Jusqu'à présent, les scientifiques ont testé leur approche en laboratoire, mais en pratique, tout ce qui serait nécessaire pour détecter l'avertissement fluorescent des tétrapodes est un produit standard, spectromètre portable. Une personne pourrait pointer un spectromètre sur une poutre en acier, aile d'avion, ou tout matériau contenant les tétrapodes à l'intérieur, et le spectromètre pourrait potentiellement détecter des fissures naissantes qui ne mesurent que 100 nanomètres de long.

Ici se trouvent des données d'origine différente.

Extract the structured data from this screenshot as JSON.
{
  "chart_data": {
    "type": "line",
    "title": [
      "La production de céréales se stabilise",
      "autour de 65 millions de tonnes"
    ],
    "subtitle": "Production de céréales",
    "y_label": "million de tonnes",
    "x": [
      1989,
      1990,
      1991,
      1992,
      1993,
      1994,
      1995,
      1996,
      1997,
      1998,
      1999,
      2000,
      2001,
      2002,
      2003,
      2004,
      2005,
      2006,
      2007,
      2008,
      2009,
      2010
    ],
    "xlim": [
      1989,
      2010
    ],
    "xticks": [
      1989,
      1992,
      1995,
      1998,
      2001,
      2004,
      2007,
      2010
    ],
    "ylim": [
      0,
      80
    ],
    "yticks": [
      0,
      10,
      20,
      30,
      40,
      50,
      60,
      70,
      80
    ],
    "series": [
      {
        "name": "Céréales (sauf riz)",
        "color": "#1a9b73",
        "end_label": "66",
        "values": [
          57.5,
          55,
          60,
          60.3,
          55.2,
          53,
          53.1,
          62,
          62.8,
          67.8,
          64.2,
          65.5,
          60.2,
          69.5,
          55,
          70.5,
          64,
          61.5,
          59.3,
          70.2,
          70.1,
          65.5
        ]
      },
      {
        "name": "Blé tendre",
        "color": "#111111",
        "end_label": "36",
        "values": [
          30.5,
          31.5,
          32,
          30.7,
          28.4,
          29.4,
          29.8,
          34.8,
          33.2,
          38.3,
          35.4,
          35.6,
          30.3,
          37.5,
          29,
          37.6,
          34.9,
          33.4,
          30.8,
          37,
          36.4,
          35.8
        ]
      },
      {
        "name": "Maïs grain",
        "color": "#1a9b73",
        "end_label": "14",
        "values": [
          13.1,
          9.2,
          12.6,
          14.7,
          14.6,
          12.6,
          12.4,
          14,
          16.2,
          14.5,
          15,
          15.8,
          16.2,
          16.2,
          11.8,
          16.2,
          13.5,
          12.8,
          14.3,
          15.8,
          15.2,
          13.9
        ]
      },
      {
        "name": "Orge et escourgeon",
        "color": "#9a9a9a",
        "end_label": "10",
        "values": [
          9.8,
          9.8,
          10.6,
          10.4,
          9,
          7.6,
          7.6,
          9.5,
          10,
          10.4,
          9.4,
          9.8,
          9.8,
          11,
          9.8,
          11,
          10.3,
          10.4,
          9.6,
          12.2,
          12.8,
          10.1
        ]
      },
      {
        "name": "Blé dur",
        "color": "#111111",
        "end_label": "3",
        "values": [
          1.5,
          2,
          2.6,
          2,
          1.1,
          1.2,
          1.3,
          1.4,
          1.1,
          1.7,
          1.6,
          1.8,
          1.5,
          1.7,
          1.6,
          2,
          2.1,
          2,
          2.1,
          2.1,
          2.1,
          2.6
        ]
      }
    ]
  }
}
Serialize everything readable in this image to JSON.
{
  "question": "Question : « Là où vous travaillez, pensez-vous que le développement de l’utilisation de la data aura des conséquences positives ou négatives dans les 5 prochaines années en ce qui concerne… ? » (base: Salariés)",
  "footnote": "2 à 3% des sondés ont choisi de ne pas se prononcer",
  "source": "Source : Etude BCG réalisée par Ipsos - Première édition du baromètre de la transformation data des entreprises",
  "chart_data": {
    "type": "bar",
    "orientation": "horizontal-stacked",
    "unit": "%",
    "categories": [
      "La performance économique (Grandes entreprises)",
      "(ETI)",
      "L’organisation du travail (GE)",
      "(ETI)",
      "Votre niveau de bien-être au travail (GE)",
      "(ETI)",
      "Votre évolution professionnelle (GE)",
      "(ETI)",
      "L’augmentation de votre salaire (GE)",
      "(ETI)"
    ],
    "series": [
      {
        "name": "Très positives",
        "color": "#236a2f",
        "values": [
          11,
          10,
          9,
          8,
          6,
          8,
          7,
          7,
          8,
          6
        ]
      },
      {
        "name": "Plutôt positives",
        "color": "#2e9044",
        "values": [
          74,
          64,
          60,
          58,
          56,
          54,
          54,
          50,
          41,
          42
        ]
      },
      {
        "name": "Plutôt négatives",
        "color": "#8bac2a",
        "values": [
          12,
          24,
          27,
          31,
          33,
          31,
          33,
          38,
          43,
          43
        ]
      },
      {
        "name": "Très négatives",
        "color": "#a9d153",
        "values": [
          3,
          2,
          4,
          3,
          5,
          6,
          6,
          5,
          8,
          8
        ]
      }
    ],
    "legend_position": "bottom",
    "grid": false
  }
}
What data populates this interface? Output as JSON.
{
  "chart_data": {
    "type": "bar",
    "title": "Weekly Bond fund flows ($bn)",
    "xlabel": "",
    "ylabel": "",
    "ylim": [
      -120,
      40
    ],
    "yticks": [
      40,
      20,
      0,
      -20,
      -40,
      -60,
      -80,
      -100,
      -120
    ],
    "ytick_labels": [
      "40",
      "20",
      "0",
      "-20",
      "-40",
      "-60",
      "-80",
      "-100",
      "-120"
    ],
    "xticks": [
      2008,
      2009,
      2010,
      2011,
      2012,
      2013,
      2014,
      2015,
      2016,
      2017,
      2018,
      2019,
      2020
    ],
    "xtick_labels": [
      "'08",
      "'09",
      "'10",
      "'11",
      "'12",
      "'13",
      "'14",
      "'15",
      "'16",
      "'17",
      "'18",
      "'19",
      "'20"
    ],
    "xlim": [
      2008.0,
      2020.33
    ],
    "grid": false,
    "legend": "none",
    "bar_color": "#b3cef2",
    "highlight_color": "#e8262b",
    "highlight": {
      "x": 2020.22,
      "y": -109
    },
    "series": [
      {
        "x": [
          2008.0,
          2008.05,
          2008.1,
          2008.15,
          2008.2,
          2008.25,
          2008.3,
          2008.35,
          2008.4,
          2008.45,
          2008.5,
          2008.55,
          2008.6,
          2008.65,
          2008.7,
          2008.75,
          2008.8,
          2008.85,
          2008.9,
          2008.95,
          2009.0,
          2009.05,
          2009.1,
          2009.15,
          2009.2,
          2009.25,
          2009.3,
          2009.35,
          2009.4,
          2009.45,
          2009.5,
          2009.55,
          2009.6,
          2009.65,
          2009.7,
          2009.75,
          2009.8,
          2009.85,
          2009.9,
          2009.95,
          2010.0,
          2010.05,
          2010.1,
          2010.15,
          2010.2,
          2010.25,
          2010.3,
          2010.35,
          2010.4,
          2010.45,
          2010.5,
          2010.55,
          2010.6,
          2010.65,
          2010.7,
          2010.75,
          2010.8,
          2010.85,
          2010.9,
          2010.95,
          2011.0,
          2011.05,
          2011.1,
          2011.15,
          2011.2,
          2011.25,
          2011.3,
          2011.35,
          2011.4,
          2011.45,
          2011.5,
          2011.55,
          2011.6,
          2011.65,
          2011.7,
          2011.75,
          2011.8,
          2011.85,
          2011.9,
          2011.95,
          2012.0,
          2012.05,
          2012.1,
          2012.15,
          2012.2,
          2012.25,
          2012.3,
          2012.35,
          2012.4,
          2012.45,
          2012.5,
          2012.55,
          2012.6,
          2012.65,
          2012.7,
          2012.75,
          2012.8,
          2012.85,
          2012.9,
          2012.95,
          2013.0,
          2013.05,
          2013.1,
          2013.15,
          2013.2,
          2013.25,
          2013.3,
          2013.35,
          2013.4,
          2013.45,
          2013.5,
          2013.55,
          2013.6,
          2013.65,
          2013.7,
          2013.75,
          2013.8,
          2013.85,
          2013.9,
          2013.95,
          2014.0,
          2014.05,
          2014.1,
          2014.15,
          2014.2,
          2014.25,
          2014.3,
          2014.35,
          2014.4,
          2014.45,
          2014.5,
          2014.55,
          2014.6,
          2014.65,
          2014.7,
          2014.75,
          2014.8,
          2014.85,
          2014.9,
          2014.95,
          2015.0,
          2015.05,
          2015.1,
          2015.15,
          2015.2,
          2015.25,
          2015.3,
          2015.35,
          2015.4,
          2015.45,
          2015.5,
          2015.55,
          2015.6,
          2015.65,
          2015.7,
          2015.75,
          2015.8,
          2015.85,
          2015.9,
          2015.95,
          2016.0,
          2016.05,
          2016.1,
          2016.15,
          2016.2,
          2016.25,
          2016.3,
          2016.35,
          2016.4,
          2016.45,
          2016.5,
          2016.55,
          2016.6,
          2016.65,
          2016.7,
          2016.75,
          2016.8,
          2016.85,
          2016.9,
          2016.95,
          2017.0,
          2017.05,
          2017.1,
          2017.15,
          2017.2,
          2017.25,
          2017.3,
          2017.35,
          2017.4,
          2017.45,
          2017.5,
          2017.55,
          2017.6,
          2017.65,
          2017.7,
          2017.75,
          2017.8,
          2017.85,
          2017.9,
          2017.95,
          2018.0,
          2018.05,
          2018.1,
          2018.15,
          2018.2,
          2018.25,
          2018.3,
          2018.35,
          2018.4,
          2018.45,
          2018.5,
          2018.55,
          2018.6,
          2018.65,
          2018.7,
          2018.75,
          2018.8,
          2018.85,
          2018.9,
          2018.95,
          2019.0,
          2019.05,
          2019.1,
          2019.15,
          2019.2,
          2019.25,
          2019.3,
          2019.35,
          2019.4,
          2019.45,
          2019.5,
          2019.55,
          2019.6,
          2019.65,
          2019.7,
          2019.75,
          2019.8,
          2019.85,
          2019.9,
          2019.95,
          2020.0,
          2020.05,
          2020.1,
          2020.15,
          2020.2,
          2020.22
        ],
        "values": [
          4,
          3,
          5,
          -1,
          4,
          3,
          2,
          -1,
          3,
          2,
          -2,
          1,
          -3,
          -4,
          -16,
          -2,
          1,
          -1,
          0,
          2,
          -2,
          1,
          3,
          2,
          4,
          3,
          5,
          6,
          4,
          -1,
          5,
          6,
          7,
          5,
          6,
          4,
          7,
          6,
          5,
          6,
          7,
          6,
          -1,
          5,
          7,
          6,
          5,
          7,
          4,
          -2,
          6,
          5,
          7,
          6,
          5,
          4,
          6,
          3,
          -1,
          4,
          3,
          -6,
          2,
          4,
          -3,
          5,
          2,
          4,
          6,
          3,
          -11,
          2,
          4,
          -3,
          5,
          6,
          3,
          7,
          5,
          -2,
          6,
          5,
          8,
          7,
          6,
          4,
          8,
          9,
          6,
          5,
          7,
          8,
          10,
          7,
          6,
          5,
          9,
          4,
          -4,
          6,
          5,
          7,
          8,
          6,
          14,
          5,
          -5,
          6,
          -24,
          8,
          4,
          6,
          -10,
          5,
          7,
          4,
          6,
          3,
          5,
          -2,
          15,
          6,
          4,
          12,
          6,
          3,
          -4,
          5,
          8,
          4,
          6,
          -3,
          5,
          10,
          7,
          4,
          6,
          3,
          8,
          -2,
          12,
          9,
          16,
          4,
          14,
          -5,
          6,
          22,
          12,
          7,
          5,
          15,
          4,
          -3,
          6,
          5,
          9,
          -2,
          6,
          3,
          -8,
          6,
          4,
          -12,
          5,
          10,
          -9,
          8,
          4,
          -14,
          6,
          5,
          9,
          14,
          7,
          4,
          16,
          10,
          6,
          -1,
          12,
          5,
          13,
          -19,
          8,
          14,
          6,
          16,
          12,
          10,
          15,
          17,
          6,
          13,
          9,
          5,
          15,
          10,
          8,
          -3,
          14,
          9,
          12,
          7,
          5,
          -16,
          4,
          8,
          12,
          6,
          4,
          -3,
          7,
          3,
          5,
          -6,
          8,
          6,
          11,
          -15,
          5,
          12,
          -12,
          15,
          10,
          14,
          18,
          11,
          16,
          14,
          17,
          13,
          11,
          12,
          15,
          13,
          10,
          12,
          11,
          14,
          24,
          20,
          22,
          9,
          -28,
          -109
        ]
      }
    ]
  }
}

"C'est l'échelle de longueur à laquelle les fissures se développent, c'est à ce moment-là que vous voulez les attraper, bien avant que le matériel ne tombe en panne, " dit Shilpa Raja, qui a mené la recherche alors qu'elle était affiliée à la division des sciences des matériaux de Berkeley Lab et doctorante à l'UC Berkeley. Raja est maintenant chercheur postdoctoral à l'Université de Stanford. Robert Ritchie et Paul Alivisatos, également de la Division des sciences des matériaux et de l'UC Berkeley, sont les auteurs co-correspondants d'un article sur cette recherche publié en ligne dans la revue Lettres nano (2016, vol. 16, numéro 8, pages. 5060-5067).
"Notre approche pourrait également être un grand pas vers des matériaux intelligents auto-réparateurs. Les tétrapodes pourraient être couplés à des particules de réparation de taille nanométrique pour former un matériau qui détecte le stress local, puis se répare lui-même, " ajoute Raja.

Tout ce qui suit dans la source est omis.